Photolysis of methylethyl, diethyl and methylvinyl ketones and their role in the atmospheric HOx budget

Abstract

Quantum yields for acyl (RCO) radical production from ketone photolysis as a function of temperature, pressure and the atmospherically relevant wavelengths (308 and 320 nm) have been determined for methylethyl ketone (MEK), methylvinyl ketone (MVK) and diethyl ketone (DEK) via direct observation of the OH product from the RCO + O₂ reaction. The methodology has been applied previously to acetone photolysis. The kinetics and OH yields of the RCO + O₂ reactions have been investigated to demonstrate that this technique can be used to monitor the dissociation of higher ketones. These kinetic studies have been used to confirm CH₃CO + R as the dominant radical dissociation mechanism in the unsymmetrical ketones MVK and MEK. At 308 nm MEK and DEK photolysis follows conventional Stern–Volmer behaviour. MEK and DEK are quenched less efficiently than acetone; quenching efficiency increases with decreasing temperature (213–295 K).
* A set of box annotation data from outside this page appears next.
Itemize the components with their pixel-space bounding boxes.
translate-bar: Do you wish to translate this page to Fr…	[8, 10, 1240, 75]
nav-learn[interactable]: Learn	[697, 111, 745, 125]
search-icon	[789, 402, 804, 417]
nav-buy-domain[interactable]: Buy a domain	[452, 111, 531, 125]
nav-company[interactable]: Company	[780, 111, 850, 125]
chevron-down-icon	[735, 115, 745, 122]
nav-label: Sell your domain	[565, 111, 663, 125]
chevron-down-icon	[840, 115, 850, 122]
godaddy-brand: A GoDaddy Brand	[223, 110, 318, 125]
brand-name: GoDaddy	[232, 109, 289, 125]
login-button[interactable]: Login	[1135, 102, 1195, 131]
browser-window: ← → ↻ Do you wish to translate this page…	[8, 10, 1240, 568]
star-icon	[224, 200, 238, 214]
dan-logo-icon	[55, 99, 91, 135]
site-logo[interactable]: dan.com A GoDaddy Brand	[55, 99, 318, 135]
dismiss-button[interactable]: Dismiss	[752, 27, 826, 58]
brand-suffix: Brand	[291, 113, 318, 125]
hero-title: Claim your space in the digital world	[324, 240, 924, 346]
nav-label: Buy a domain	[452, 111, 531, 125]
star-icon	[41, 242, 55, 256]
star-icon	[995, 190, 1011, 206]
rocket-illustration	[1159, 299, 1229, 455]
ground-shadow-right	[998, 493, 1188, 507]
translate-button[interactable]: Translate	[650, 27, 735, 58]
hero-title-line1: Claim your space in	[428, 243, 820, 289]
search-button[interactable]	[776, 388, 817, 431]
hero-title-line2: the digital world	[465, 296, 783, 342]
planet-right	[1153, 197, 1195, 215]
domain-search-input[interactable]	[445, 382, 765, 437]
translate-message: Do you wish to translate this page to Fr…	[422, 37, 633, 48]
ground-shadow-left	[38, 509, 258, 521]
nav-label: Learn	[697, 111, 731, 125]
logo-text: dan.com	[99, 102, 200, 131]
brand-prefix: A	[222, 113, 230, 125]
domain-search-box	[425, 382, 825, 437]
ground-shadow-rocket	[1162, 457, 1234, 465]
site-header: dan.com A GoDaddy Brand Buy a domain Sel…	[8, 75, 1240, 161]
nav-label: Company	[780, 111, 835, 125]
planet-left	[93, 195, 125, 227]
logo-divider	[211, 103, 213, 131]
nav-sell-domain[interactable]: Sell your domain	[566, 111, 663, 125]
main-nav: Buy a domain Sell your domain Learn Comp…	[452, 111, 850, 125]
At 320 nm Stern Volmer plots of the RCO quantum yields show evidence for the involvement of multiple states in the dissociation. The wavelength dependence of this phenomenon is compared with that for acetone and the atmospheric implications for MEK and DEK lifetimes have been investigated by converting the measured quantum yields to photolysis rates. The calculated rates under typical atmospheric conditions are a factor 2–3 lower than if the quantum yields in the literature are used, influencing both the overall atmospheric lifetime of these ketones and their relative rates of removal by reaction with OH and by photolysis.